Collecting router prices from websites

Continuing the discussion from Lowest cost (max. $10.00) OpenWrt device?:

Do we have someone in the forum who is experienced in data collection from websites?

Idea: Scrape prices for OpenWrt supported devices (and which are listed as "available") from e.g. amazon and/or ebay) and integrate them in the dataentries (or create a separate table for selecting a router by it's price).

FYI, I know this can be done with the UPC code on eBay:

https://www.ebay.com/sch/i.html?_nkw=<UPC>

Example - Archer C7 V1: 845973070601 (Per: http://en.techinfodepot.shoutwiki.com/wiki/TP-LINK_Archer_C7_v1.x)

eBay URL: https://www.ebay.com/sch/i.html?_nkw=845973070601

I was going to say that this was "five minute job", until I saw that Amazon or Newegg now build their pages on the browser using lots of JS and almost no HTML... so there is no content to be scrapped until you execute the JS, and that is no longer a "five minute job". I should have kept my mouth closed on the other thread...

I will give this another go anyway, tomorrow.

1 Like

I do not know how to do this, but some websites do this already. Just search for best something and there are always amazon prices and links to buy.

Turns out Amazon does use a lot of JS, but not as much as I had initially thought (I guess the page had not finished loading when I was looking to the source code), and all the information can be scrapped from HTML.

All in all, this seems doable again.

Cool grate idea!

Shouldn't it be possible anyway to use a broswer API to get executed code?

In theory, yes; in practice, "it's complicated".

1 Like

For Amazon, I've been using https://camelcamelcamel.com for a long time now, though I'm not exactly sure about their policies regarding use of that data on other websites.

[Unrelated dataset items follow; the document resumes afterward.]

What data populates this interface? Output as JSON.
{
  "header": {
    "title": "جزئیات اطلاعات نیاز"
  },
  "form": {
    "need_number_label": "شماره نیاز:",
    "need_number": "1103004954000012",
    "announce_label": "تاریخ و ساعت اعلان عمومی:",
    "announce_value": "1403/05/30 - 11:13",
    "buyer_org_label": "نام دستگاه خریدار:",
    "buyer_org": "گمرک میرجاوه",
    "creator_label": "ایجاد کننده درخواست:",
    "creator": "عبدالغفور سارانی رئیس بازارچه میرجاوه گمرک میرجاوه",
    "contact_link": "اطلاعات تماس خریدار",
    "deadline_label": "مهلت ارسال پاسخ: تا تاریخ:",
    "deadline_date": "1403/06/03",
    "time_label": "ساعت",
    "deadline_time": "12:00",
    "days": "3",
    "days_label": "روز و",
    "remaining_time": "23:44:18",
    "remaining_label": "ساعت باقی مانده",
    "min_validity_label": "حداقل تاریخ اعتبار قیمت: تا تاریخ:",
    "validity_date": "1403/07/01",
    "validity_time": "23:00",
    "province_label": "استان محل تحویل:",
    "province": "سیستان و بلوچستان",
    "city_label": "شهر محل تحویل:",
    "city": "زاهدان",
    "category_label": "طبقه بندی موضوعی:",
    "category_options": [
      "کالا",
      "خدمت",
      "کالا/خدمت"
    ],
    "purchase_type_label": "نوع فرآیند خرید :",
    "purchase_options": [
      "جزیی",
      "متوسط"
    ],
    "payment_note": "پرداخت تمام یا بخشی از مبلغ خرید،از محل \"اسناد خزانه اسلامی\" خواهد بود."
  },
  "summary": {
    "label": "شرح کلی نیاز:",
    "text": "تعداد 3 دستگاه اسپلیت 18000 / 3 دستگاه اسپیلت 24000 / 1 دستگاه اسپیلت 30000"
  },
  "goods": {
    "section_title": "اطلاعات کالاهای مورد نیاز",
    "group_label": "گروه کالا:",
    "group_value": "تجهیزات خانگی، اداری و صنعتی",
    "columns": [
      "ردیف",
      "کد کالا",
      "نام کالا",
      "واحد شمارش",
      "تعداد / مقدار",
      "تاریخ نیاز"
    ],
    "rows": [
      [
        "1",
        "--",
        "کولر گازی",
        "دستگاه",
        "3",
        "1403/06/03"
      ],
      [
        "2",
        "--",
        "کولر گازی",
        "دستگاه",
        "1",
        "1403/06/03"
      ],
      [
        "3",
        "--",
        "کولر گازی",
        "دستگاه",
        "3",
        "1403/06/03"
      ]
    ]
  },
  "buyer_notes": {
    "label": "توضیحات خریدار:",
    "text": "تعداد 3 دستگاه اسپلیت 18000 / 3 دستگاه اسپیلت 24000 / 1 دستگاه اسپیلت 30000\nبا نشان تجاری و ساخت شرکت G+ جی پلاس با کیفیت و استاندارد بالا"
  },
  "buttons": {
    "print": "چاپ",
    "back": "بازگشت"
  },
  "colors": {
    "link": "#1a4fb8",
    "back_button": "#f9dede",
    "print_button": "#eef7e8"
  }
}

It's amazing though how often the prices change on amazon, for example the D-Link DIR-842 (QCA9563 + QCA9888, AC1200) has been available for under EUR 40 in Germany several times (and you can sign up for e-mail reminders when the price drops below a certain value).

I do write webscrapers in python as a freelancer and I've already written one for amazon.
As eduperez mentioned, normally browser method is used with selenium webdriver but if you issue a GET request with proper headers, http request will work too. No need for webdriver.
I'd like to contribute if python is ok.

python should be ok.

How are you going to run the code?
Are you going to use the code yourself or you need a simple API to POST a request and GET the data via an API call from front-end?

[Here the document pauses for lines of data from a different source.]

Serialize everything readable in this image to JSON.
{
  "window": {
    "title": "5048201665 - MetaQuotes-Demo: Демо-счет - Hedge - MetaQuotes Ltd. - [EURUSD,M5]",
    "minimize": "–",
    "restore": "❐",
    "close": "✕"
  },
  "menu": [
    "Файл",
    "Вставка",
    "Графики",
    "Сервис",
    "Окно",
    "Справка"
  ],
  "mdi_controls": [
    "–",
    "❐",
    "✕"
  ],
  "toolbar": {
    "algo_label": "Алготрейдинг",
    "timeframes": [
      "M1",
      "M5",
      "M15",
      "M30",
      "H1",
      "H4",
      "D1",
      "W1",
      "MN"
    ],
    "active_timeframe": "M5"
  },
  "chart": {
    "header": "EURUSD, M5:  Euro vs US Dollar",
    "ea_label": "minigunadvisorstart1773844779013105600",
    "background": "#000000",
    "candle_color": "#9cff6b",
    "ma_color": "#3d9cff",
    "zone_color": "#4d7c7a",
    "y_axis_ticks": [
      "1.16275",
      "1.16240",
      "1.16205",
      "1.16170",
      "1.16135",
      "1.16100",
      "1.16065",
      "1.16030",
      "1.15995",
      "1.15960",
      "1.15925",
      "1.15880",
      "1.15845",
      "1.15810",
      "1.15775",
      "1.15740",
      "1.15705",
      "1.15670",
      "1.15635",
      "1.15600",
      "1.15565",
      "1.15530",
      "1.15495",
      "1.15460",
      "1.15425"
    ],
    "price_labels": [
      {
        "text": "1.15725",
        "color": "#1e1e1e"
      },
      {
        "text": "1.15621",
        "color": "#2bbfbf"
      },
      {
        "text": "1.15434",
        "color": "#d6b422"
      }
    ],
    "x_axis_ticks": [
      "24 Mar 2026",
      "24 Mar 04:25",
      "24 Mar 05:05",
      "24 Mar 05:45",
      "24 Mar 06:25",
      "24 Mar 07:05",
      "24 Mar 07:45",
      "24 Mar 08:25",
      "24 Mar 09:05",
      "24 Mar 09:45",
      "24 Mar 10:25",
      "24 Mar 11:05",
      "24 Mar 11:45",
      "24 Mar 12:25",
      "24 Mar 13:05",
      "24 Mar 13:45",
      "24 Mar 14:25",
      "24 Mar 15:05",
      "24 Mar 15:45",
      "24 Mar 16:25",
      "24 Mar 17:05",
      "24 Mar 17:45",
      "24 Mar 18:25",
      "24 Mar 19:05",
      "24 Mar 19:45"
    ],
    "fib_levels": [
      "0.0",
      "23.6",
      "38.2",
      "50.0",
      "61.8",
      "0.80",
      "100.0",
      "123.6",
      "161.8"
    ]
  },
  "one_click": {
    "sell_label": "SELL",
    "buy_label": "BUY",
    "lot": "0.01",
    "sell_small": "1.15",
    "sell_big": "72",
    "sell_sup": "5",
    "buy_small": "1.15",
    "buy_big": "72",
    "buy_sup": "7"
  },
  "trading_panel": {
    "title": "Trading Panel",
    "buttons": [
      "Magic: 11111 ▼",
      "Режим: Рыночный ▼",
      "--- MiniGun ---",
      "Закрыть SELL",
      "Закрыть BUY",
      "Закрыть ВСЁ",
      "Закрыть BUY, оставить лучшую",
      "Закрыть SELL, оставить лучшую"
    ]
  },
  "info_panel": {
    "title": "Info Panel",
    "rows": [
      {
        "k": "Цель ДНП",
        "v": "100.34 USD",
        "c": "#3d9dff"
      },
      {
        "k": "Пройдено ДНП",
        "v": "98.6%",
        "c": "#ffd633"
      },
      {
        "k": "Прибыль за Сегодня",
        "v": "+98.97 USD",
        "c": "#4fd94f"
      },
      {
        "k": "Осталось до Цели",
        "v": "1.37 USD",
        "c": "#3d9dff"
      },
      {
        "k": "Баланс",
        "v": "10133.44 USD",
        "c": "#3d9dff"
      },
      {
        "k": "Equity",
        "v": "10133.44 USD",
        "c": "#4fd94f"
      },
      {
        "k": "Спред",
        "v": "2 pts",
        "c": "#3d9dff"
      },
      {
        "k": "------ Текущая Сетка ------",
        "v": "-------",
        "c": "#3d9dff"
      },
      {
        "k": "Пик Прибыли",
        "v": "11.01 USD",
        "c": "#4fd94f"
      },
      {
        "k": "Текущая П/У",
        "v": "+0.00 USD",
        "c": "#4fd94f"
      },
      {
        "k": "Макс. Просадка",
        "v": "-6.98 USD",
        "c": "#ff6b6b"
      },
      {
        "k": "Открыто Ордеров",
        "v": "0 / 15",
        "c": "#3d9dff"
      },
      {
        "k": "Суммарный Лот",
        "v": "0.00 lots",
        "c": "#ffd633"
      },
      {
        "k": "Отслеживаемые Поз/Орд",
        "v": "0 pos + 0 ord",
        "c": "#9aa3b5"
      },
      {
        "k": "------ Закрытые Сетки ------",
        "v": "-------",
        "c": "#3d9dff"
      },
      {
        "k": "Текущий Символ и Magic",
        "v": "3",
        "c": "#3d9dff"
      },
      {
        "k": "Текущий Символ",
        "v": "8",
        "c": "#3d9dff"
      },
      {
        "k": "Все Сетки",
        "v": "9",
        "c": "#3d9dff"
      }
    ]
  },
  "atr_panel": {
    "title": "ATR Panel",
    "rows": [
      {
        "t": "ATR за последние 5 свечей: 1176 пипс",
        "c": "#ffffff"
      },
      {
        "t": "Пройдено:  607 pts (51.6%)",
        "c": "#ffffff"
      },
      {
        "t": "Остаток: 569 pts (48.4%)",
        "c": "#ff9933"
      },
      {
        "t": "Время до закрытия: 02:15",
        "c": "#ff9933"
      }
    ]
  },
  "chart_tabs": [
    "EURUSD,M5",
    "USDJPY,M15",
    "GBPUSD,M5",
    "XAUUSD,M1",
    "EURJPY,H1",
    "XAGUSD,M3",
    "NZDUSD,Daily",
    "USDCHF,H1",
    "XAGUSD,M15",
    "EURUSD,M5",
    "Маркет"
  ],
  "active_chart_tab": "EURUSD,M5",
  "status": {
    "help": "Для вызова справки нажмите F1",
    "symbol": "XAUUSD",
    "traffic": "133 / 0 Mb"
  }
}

Besides there is Amazon Product Advertising API you may wish to check.

Unknown.

For the time being, I would be happy to get a table of all devices in the ToH with a price behind.

I wrote the code but there is a problem. None of the devices in the TOH table have ASIN number.
Searching device "{brand} {model}" on Amazon is not reliable option because Amazon search results include similar products.

I tried searching "{brand} {model} site:amazon.com ASIN" using Google search. It was working until google returned 429 error.

If anyone knows a better way of getting ASIN number from "{brand} {model}", let me know.

use the wikidev database?

1 Like

I would grab ASIN numbers first, then the prices, son the ASIN codes can be edited manually.

1 Like

Not all devices have wikidevi page and the devices have ASIN on its wikidevi page is a lot less than that.

1 Like

Code is ready already. The problem is finding correct product on Amazon by using device data like brand, model. Searching by ASIN is the best way to find something on Amazon.

For instance when you search "raspberry pi 2" Amazon is returning accessories for raspberry pi.

I'll try finding ASINs filtering by product category tonight. Otherwise all 1591 devices have to be checked manually.

@tmomas there are many discontinued devices. At least can we filter them out?

Scraping the HTML page is the wrong approach, most of the time.

It mostly comes from a separate POST request using some JS on the page. You can get that easily with the Chome Dev Console > Network, Charles or Wireshark. I've reverse engineer'd a lot of things like that in the past.

Maybe I give it a go later :slight_smile:

EDIT: Giving eBay a quick look, no, they're still old fashioned.

image

The prices and titles are inside the HTML which is initially fetched. This may complicate things a bit, but Regex may solve all of this...


I have some 'expertise' in this, I make scrapers here and there and it's quite fun (sometimes).

More details?

My focus is JavaScript (Node, Vue, Express, ...). The JS language is also quite reliable in scraping (other languages I've tried in the past aren't so... *cough* php...python... *cough*)

1 Like